With Donald Trump under fire for defending Saudi arms sales despite the Khashoggi murder, former US Ambassador to Russia Michael McFaul said the Obama administration was less lenient with Riyadh – and was issued a stern rebuke.
While the murder of Washington Post columnist Jamal Khashoggi in the Saudi consulate in Turkey, and the lack of a definitive US response to it, have consumed national headlines, Obama-era ambassador to Russia Michael McFaul was among those who used it to accuse Trump of cozying up to dictators.
It wasn't long until McFaul was reminded of Obama's own history of abetting the Saudis.
The ex-envoy claimed Obama's relations with Riyadh were "very tense.""He did not play business as usual with the Saudis," McFaul wrote.
Journalist and progressive activist Aaron Maté responded, referencing accounts by former CIA officer Bruce Riedel saying that "no president since Franklin Roosevelt courted Saudi Arabia as zealously as did Obama."
The sales of US weapons to Riyadh shot through the roof as Obama authorized more arms exports to Saudi Arabia than any of his predecessors in what was perceived as an attempt to reimburse Iran's arch-enemy for the 2015 nuclear deal.
McFaul argued that the "Saudis hated Obama's stance on the Arab Spring" and "despised" the Iran nuclear deal. Maté dismissed the appeal to emotions and pointed to the facts.
McFaul downplayed arms exports to the Saudis as a "decades-long practice" that Obama merely maintained, and asked for source material to back Maté's claim that Obama "greenlighted" the Saudis' brutal war in Yemen.
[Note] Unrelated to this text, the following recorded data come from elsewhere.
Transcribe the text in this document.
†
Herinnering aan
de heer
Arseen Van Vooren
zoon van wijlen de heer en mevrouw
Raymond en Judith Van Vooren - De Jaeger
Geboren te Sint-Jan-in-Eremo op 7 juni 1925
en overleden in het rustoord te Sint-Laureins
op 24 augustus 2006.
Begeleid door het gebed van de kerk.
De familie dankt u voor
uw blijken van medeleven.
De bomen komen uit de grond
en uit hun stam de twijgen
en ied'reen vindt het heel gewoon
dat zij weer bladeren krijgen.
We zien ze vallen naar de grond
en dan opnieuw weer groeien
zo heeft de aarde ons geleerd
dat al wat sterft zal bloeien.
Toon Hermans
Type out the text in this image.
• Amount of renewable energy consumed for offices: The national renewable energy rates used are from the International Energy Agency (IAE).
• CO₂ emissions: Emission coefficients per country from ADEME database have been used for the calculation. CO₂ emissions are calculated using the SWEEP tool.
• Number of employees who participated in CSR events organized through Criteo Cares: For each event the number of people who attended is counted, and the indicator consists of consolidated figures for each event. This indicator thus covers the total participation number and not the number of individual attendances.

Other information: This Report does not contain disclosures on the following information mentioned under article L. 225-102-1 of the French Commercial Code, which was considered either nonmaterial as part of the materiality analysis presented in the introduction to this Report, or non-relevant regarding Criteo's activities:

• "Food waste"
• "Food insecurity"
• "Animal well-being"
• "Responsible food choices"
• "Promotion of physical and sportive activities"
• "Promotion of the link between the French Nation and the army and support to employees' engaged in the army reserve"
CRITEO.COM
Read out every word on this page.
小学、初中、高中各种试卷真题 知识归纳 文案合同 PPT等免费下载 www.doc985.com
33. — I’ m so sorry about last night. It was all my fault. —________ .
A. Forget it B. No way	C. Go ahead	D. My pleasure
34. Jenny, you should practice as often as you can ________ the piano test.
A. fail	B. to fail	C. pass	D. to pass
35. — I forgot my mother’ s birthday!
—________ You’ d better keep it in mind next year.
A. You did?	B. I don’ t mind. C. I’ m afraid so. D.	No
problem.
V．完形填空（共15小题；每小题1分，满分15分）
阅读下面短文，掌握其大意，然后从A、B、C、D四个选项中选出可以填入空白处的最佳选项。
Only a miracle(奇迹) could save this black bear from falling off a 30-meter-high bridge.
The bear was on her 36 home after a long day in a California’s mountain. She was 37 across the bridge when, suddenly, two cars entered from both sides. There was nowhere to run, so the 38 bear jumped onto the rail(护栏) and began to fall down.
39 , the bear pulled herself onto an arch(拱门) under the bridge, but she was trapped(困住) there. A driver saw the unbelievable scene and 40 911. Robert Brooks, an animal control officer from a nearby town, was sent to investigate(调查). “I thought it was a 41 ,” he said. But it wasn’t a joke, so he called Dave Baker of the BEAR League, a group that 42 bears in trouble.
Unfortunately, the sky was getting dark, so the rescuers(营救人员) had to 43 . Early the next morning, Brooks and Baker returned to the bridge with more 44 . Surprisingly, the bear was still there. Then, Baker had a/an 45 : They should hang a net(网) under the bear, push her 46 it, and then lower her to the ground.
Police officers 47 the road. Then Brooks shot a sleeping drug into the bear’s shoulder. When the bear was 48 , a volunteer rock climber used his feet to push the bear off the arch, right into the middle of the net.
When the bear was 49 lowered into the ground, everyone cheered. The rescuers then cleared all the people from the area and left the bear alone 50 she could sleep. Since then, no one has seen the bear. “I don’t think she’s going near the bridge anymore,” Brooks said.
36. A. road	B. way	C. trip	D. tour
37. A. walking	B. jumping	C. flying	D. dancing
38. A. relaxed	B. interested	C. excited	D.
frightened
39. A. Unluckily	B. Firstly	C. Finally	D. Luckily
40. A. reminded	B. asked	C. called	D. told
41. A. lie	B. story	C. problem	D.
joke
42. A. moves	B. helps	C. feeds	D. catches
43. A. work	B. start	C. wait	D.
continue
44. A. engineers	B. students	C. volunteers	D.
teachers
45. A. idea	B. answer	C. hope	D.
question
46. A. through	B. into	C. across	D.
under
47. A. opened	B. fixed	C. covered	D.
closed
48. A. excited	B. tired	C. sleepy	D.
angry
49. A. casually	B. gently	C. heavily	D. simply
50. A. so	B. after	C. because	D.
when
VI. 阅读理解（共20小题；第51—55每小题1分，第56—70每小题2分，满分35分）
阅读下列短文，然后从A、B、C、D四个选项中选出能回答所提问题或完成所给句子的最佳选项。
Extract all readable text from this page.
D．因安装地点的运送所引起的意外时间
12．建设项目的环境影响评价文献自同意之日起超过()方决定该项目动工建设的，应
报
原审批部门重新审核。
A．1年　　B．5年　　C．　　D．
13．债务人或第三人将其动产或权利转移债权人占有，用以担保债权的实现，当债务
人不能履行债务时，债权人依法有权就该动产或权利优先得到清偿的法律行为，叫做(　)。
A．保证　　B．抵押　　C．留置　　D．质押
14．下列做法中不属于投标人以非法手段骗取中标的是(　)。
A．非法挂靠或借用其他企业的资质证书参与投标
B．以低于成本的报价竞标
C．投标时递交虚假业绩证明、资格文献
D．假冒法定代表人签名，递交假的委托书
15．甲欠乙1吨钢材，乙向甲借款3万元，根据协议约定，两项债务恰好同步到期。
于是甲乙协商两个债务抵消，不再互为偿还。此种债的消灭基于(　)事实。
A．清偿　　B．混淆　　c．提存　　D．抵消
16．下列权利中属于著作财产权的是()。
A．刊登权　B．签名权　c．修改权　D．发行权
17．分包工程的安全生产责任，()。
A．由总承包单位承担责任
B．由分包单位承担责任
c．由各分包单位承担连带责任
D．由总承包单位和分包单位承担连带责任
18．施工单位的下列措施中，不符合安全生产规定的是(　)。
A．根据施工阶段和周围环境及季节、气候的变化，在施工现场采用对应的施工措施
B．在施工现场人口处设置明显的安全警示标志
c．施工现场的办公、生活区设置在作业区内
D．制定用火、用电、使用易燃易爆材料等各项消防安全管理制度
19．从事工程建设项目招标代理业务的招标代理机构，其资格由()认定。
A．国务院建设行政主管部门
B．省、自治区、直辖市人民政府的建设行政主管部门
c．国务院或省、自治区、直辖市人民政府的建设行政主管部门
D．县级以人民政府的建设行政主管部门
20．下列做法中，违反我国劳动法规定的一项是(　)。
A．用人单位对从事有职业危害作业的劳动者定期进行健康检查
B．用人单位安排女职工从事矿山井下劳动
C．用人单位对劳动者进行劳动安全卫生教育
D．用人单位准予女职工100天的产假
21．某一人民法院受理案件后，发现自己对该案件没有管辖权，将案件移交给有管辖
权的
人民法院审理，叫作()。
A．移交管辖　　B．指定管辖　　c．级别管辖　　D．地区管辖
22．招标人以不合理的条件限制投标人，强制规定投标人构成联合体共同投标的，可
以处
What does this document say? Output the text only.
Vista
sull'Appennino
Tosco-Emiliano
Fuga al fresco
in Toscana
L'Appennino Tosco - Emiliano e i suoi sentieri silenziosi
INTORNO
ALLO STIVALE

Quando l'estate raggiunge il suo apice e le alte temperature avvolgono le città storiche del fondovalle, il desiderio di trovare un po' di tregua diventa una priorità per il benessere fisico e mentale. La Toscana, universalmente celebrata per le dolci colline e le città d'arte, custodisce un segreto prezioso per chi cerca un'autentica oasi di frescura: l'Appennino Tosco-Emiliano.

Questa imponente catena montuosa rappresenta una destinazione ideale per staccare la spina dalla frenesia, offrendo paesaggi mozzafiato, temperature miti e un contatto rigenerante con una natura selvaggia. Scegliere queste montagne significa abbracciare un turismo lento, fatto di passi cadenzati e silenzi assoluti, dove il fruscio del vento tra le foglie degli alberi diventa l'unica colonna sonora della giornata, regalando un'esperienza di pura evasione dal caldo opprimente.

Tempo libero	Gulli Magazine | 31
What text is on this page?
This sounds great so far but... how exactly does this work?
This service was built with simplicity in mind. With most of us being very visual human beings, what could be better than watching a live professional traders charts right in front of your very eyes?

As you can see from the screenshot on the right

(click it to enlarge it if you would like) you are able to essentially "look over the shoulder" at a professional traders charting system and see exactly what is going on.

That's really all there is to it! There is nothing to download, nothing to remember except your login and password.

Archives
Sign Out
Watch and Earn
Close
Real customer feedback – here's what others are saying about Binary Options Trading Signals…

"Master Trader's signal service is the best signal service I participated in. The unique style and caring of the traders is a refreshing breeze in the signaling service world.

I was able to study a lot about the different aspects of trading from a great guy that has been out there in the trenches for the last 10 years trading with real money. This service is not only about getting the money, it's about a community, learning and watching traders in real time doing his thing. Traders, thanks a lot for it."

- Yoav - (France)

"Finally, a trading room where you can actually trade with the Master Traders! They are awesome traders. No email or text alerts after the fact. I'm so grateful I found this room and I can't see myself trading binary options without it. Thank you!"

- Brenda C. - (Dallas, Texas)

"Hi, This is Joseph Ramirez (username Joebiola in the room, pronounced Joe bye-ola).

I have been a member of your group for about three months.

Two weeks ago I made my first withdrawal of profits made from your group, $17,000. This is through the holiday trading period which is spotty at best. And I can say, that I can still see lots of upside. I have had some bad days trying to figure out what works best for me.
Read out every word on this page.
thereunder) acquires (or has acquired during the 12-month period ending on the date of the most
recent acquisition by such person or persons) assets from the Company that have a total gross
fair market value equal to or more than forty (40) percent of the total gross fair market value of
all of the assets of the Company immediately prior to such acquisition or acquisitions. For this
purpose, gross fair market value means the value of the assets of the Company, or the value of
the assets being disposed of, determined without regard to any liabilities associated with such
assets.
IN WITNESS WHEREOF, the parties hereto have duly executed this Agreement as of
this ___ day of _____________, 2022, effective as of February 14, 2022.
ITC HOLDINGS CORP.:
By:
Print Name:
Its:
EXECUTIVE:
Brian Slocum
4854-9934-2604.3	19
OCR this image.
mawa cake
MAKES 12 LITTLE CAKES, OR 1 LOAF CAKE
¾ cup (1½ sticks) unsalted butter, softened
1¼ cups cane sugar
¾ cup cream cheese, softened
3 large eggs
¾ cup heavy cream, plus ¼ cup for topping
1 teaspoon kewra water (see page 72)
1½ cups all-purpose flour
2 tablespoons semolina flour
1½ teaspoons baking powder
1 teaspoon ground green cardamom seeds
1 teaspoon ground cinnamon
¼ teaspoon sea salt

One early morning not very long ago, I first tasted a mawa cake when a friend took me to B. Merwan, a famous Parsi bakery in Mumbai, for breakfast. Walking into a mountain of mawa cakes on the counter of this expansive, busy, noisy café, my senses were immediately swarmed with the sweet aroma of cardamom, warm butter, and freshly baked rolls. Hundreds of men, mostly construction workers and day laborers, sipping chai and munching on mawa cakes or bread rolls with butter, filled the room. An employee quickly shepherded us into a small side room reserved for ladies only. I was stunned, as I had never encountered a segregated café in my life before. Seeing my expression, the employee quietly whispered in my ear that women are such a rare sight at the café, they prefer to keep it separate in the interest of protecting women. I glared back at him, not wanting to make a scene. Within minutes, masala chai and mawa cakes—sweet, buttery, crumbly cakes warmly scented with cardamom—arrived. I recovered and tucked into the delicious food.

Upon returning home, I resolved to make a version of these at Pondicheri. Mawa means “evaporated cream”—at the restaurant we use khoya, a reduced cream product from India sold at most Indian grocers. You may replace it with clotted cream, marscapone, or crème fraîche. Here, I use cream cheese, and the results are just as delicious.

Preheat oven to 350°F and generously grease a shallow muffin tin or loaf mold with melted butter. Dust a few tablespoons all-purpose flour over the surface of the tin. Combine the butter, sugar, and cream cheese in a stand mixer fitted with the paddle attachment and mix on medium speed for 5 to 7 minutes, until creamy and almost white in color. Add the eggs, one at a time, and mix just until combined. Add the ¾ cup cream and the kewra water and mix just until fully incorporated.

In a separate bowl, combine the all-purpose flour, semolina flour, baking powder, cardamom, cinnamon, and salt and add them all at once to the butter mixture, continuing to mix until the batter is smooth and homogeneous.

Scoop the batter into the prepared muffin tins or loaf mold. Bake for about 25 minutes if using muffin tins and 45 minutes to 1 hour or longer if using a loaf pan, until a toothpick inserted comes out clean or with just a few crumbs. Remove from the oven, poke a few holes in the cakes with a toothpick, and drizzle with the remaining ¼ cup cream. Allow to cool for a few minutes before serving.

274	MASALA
But, when given a link to a 2016 NYT report of an internal debate in the White House that resulted in exactly that, McFaul changed gears. The whole conversation suddenly became about attempts to smear Obama ahead of the crucial US mid-term elections.
That evasion was immediately savaged by journalist and lawyer Glenn Greenwald, who reminded McFaul what started the whole conversation to begin with.
While the former ambassador never replied to Greenwald, when confronted by another commenter, he claimed he had "conceded the points on evidence."